また、高湿度にも気を付ける必要があり、特に夏場はエアコンで除湿するなどして調節しましょう。湿度は高くても60%以下にしておくのが理想です。

その他注意点

  • 被毛が長いアンゴラは、排泄物などの汚れがこびり付き、最近が繁殖したのが原因で皮膚病、特に皮膚炎を引き起こす場合があります。そのため、皮膚病を防ぐためにもケージ内の清掃はこまめに行うよう気を付けましょう。また、汚れがついてしまった場合には、お風呂でぬるま湯につけて洗ってあげたり、濡れ布巾でふき取ってあげましょう。
  • アンゴラが自ら毛繕いをした際に、大量の毛を飲み込んでしまわないよう、毎日丁寧にブラッシングをしてあげる必要もあります。毛を飲み込み過ぎると毛球症という病気に繋がるので注意が必要です。毛球症は毛がおなかの中で固まる病気で、そのままにしておくと死に至る恐ろしい病気です。この病気のサインとしては、食欲がなかったり排泄が少なくなったりといったことが挙げられます。
  • 換毛期には特に毛が抜けるため、1日に2、3回はブラッシングが必要となります。毛が伸びすぎてしまった場合には飼い主自らカットしてあげる必要も出てきますので、トリミング用品は必ず揃えておきましょう。カットを行う際、バリカンは音によってアンゴラにストレスを与えてしまうため、ハサミを使用しバリカンは控えてください。
  • アンゴラはちょっとしたことでストレスを感じてしまい体調を崩しやすい品種であり、他のウサギよりも下痢をしやすい特徴も見られます。下痢を起こしてしまっている場合は、必要に応じて乳酸菌サプリを与えてあげることもおすすめします。
  • げっ歯類のウサギを飼育する際には、歯の伸びすぎを防止する齧り木が必ず必要となりますので、忘れずに用意しましょう。以下のページも参照してください。

齧歯類のかじり木はどうする?種類や注意点は?

アンゴラウサギの餌

アンゴラの餌は朝夕2回、牧草を中心としてペレットを1割ほど加え与えてあげます。副食として野菜や果物を与えてあげると栄養バランスが整います。

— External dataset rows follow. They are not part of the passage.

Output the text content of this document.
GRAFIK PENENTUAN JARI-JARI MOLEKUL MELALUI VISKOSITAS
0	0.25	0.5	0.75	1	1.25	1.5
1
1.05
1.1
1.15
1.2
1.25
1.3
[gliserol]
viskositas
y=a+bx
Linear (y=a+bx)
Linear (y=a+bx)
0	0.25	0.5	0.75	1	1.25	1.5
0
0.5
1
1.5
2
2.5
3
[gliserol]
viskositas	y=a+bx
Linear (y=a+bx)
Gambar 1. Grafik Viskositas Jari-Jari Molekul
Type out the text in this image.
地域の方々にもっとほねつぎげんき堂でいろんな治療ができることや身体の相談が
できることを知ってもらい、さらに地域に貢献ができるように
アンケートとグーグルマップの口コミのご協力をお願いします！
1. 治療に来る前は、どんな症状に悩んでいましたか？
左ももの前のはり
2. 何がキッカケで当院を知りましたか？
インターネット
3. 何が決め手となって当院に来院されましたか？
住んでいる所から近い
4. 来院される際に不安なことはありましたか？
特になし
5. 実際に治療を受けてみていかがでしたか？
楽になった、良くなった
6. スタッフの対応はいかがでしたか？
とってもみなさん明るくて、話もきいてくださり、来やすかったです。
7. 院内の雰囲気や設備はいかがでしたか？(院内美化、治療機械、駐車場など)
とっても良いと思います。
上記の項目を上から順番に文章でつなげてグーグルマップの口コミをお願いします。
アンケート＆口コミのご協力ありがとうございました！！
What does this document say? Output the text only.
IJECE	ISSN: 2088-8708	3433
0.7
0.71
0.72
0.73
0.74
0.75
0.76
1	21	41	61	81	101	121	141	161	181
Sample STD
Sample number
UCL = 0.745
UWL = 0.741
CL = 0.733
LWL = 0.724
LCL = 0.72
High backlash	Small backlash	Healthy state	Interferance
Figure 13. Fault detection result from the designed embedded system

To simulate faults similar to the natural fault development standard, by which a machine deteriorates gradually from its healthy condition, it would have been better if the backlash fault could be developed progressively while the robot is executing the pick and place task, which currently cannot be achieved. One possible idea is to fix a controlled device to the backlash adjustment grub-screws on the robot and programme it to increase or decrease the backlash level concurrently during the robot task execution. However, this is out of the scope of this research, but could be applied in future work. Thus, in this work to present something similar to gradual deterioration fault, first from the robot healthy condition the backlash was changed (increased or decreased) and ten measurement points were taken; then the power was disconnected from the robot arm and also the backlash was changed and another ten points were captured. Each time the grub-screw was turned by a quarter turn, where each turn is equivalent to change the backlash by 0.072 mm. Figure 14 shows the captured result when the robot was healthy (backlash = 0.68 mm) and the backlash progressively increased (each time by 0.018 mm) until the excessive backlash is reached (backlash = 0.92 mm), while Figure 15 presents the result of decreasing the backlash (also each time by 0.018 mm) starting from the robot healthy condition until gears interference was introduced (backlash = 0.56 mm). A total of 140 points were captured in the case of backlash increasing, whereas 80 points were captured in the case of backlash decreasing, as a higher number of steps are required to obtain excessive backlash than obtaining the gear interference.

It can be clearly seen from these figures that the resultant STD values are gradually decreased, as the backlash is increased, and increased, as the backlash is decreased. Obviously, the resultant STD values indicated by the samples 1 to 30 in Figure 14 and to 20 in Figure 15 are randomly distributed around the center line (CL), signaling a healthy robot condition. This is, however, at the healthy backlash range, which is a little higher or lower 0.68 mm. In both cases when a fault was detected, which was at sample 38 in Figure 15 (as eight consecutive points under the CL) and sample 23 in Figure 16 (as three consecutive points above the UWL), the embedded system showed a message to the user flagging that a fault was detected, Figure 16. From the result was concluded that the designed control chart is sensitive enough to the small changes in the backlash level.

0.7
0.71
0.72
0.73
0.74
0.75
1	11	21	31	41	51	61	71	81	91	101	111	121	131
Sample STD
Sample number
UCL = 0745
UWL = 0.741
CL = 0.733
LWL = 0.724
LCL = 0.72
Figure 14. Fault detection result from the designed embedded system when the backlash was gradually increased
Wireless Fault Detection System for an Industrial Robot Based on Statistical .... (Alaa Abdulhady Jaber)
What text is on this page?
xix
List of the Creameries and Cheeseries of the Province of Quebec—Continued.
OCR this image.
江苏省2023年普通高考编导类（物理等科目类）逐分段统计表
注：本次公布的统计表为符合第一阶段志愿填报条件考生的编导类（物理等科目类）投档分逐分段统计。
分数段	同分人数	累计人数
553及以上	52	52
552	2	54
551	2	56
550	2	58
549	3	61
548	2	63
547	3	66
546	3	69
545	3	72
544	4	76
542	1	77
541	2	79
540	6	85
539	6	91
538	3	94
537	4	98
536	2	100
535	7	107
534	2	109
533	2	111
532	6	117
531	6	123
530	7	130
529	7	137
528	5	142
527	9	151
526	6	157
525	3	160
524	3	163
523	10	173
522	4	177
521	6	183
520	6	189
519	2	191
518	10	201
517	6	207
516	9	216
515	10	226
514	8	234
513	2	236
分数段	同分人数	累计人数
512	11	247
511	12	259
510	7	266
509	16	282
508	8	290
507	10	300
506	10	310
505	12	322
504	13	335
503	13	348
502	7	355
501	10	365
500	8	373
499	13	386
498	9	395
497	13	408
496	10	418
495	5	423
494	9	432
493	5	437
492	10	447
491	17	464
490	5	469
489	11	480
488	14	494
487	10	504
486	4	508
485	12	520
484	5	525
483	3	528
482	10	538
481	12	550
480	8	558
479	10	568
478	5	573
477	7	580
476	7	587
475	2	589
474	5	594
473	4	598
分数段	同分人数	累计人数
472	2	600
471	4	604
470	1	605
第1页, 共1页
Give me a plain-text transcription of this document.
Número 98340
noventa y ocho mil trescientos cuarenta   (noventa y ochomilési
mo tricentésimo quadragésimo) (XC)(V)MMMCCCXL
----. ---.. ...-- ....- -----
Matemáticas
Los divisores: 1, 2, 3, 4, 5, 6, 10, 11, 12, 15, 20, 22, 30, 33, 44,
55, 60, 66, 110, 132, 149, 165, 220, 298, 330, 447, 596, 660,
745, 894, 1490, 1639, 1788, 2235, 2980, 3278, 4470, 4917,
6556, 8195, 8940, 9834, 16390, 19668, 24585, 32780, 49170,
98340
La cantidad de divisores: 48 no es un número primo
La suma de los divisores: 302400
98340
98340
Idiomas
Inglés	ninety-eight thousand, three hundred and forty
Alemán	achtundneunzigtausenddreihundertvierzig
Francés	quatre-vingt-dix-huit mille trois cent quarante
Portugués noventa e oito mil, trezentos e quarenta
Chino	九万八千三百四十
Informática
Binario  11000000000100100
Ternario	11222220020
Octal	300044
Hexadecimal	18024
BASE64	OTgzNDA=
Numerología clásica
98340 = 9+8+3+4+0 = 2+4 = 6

また、アンゴラのお腹にたまった長い毛を排泄するため、パパイヤサプリを使用するとより良いでしょう。健康管理には十分気をつけ、愛情をもって育ててあげてください。

アンゴラウサギの寿命

平均寿命は基本的に約5年とされますが、上手に飼育すれば10年生きることも可能と言われています。

アンゴラウサギの値段

アンゴラウサギは希少価値の高いウサギで、血統書がついたものだと値段は10万円程度です。安ければ5万円程度で入手することも可能ですが、あまりに安いものは裏がある可能性があるので注意が必要です。扱っているショップも多くないので、探すのに苦労するかもしれません。

里親サイト経由で譲り受けたり、ブリーダーから直接問い合わせて入手するなどの方法もあります。アンゴラウサギの場合は、むしろそちらの方が入手しやすいかもしれません。

スポンサーリンク

最後に

アンゴラウサギはとてもかわいらしいウサギで、ペットとして魅力のあるウサギです。半面、普通のウサギと同じように飼育できるわけではなく、値段も高いため初心者が安易に飼育できるウサギではありません。夏場の温度管理なども大変で、初期費用のほかに電気代などの維持費もそれなりにかかることが予想されます。そのあたりは踏まえたうえで、飼育してみたい方は是非チャレンジしてみてください。